Consider again, say the vast majority of reviews.
While it’s doing well at the box office (the John Moore-directed “A Good Day To Die Hard” is expected to gross over $40 million for the Thursday-Monday stretch), critics are less enthusiastic.
So should you, as a loyal Bruce Willis fan, see it?
Well, if you don’t go into it expecting “Die Hard” the original… and you’re there for more explosions and less well-structured plot, you may enjoy it.

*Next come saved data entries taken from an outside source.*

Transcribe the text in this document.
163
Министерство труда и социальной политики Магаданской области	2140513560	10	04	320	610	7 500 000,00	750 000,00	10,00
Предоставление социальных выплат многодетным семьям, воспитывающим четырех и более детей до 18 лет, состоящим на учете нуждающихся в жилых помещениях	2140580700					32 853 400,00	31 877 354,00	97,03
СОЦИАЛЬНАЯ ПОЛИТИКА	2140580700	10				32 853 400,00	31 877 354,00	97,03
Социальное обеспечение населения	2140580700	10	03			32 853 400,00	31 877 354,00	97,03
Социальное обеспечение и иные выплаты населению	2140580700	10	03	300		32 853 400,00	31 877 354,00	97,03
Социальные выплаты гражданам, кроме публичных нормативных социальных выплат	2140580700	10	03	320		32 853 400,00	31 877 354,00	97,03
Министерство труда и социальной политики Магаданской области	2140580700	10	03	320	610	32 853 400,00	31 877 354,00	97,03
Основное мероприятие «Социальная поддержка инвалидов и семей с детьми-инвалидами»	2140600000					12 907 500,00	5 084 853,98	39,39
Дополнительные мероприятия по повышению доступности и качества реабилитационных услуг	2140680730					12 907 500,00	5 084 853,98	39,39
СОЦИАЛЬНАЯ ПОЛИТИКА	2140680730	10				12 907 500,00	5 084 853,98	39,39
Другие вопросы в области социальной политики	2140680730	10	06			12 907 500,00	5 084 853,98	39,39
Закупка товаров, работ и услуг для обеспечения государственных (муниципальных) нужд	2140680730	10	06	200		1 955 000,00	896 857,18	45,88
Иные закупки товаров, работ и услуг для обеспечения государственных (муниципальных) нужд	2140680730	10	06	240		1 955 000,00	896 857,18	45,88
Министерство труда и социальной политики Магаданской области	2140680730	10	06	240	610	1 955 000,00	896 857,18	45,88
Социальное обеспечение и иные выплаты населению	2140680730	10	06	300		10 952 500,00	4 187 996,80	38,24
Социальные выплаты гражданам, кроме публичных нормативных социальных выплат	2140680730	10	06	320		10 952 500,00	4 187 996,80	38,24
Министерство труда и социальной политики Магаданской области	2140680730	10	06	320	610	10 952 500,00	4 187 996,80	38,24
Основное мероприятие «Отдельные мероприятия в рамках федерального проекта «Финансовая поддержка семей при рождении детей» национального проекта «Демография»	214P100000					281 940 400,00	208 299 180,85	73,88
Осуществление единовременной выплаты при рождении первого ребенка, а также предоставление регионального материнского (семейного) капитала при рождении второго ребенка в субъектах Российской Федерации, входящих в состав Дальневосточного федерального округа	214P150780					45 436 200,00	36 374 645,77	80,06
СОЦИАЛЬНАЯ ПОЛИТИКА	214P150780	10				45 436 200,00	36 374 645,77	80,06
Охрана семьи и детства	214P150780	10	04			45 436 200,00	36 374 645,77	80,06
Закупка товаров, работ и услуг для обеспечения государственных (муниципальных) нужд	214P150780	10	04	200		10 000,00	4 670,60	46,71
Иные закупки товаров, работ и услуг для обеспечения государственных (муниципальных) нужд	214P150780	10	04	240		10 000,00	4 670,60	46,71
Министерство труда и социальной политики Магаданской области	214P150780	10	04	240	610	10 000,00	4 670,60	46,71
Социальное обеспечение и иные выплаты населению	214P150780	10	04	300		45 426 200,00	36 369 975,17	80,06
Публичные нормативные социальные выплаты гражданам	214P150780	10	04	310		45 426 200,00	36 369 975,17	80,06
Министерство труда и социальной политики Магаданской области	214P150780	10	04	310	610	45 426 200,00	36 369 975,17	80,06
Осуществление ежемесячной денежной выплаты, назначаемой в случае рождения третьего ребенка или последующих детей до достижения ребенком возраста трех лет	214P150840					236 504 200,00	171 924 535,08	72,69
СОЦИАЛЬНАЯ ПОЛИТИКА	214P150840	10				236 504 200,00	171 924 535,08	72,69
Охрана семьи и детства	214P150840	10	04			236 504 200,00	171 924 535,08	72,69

But… here’s what the critics have to say:
“Part of the charm of this character was the regular-guy resourcefulness he representd. Now he’s weirdly superhuman… ‘A Good Day to Die Hard’ is pointless and joyless.” –Christy Lemire
“The producers keep throwing more money at the franchise, but in this case more is less. Less attention to character, coherence and suspense, the very qualities that made ‘Die Hard’ stand out in the first place.” –Tom Charity
“As the lure of box office dollars became irresistible and ‘Die Hard’ was regrettably turned into a franchise, the humanity and realism that made ‘Die Hard’ so special was eventually replaced. McClane became an unrelatable, unemotive, indestructible killing machine wading through a by-the-books bulletfest—exactly the types of things ‘Die Hard’ had seemed to vanquish… So please, instead of wasting your time and money on garbage like ‘A Good Day to Die Hard,’ do yourself a favor and just rewatch the original so you can marvel at what a truly wonderful movie it is.” –Jonathan Kim
“This is the Magpie School of action filmmaking: Anytime things start to make so little sense that you might lose the audience, just throw something shiny up on the screen to distract… It's difficult to tell if the mildly bemused air Willis carries with him through much of the movie is a character choice or just smug satisfaction that he's actually getting away with getting paid for this.” –Ian Buckwalter
So, will you see “A Good Day To Die Hard?” Or, if you already have… is it worth the ticket price?